I’m laughing out loud and in the next paragraphs I’m wiping away tears. God love you and God love your dad. Prayers for both of you.
May God bless your father, you and all of your family, Dave. Very tough times indeed…I am so sorry.
My prayers also, Dave. (Just like Nanda said).
You’re in my prayers today along with your beautiful family.
Dave, this is heart-achingly beautiful!…Praying each and all of you are held in the palm of His guiding, guarding hand – and in the depths of His loving heart. Peace and blessings!
Almost like an Adagio for Strings, as I read that. Beautifully laid words that speak to joy and sorrow, a kick in the gut to a burst of remembered laughter. Praying that the minor keys resolve to majors, and that joy and healing of the body and spirit comes soon for all. Steady onward and upward, Dave. Prayers offered.
Your pop has had a life of love, laughter and happiness. He will be with God and his wife soon enough. In due time you’ll join him there. May he have peace here in his remaining time on earth. Your friends are with you too in this tough time so feel one of many many prayers for your family.
Dave, I am so sorry.
Your father, your family, and you are in my prayers.

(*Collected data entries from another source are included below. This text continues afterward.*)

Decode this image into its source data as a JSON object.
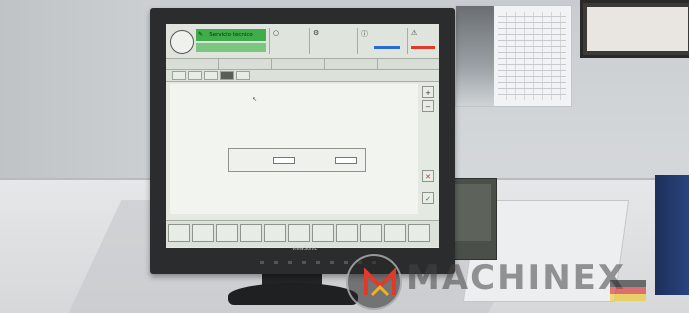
{
  "hmi": {
    "title": "Servicio técnico",
    "status_line": "",
    "cell1_lines": [
      "",
      "",
      ""
    ],
    "cell3_value": "",
    "tabs": [
      "",
      "",
      "",
      "",
      ""
    ],
    "subtabs": [
      "",
      "",
      "",
      "",
      ""
    ],
    "dialog": {
      "title": "",
      "field1_label": "",
      "field1_value": "",
      "field2_label": "",
      "field2_value": ""
    }
  },
  "monitor": {
    "brand": "ViewSonic"
  },
  "watermark": {
    "text": "MACHINEX"
  },
  "colors": {
    "title_green": "#3fae4a",
    "indicator_blue": "#2a6bd6",
    "indicator_red": "#e23a2a",
    "cancel_red": "#d02a2a",
    "confirm_green": "#2b7a2f"
  },
  "icons": [
    "pencil-icon",
    "gear-icon",
    "plus-icon",
    "minus-icon",
    "cancel-icon",
    "confirm-icon",
    "cursor-icon"
  ]
}
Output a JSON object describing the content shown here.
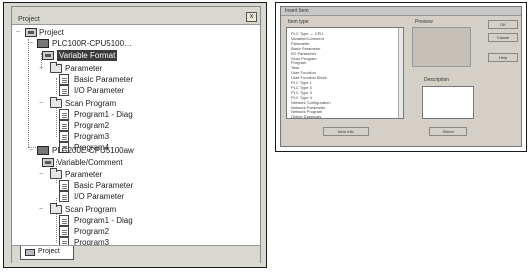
{
  "project_window": {
    "title": "Project",
    "close_glyph": "x",
    "tab_label": "Project",
    "tree": {
      "root": "Project",
      "plc1": {
        "name": "PLC100R-CPU5100…",
        "selected_item": "Variable Format",
        "parameter": "Parameter",
        "basic_parameter": "Basic Parameter",
        "io_parameter": "I/O Parameter",
        "scan_program": "Scan Program",
        "programs": [
          "Program1 - Diag",
          "Program2",
          "Program3",
          "Program4"
        ]
      },
      "plc2": {
        "name": "PLC200E-CPU5100aw",
        "variable_format": "Variable/Comment",
        "parameter": "Parameter",
        "basic_parameter": "Basic Parameter",
        "io_parameter": "I/O Parameter",
        "scan_program": "Scan Program",
        "programs": [
          "Program1 - Diag",
          "Program2",
          "Program3"
        ]
      }
    }
  },
  "dialog": {
    "title": "Insert Item",
    "list_label": "Item type",
    "right_label": "Preview",
    "lower_label": "Description",
    "list_items": [
      "PLC Type — CPU",
      "Variable/Comment",
      "Parameter",
      "Basic Parameter",
      "I/O Parameter",
      "Scan Program",
      "Program",
      "Task",
      "User Function",
      "User Function Block",
      "PLC Type 1",
      "PLC Type 2",
      "PLC Type 3",
      "PLC Type 4",
      "Network Configuration",
      "Network Parameter",
      "Network Program",
      "Online Diagnosis"
    ],
    "buttons": {
      "ok": "OK",
      "cancel": "Cancel",
      "help": "Help",
      "left_bottom": "Item Info",
      "right_bottom": "Select"
    }
  },
  "icons": {
    "disk": "disk-icon",
    "cpu": "plc-icon",
    "folder": "folder-icon",
    "document": "program-icon"
  }
}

Thanks for sharing these beautiful memories with us Dave. All Souls Day had me remembering nice things about my Mom who passed a year ago January. I pray that your family is comforted during this trial and that you find peace in your memories and strength to carry on. I’ll leave you with one of the solemn blessings from the All Souls mass:
To us who are alive, may God grant pardon for our sins, and to all the dead, a place of light and peace.
My heart goes out to you, Dave. May your father’s legacy of a life well spent and beautiful memories bring you and your family comfort.
I will always be grateful I had the opportunity to meet him last year along with your wonderful son and new daughter-in-law Peggy. My face hurt so bad from laughing listening to you two play off each other. He is a wonderful soul indeed. You have been blessed and my prayers are with your family and your Dad right now.
Dave – I hope you find it a comfort to write it out, because you are so very eloquent, and your writing is such a gift to us. Praying for you and your family.
Ah Dave, my heart is with you and your family.
Late to this post. Prayers for your ailing father and the rest of your family.
Your words brought me back to a very personal loss over ten years ago. It’s so amazing what really loving another human being is all about. The emotions are all over the map. You have my deep simpatico Dave.
You, your father, and all your family are in my thoughts and prayers, David. I know it is a very hard thing to go through.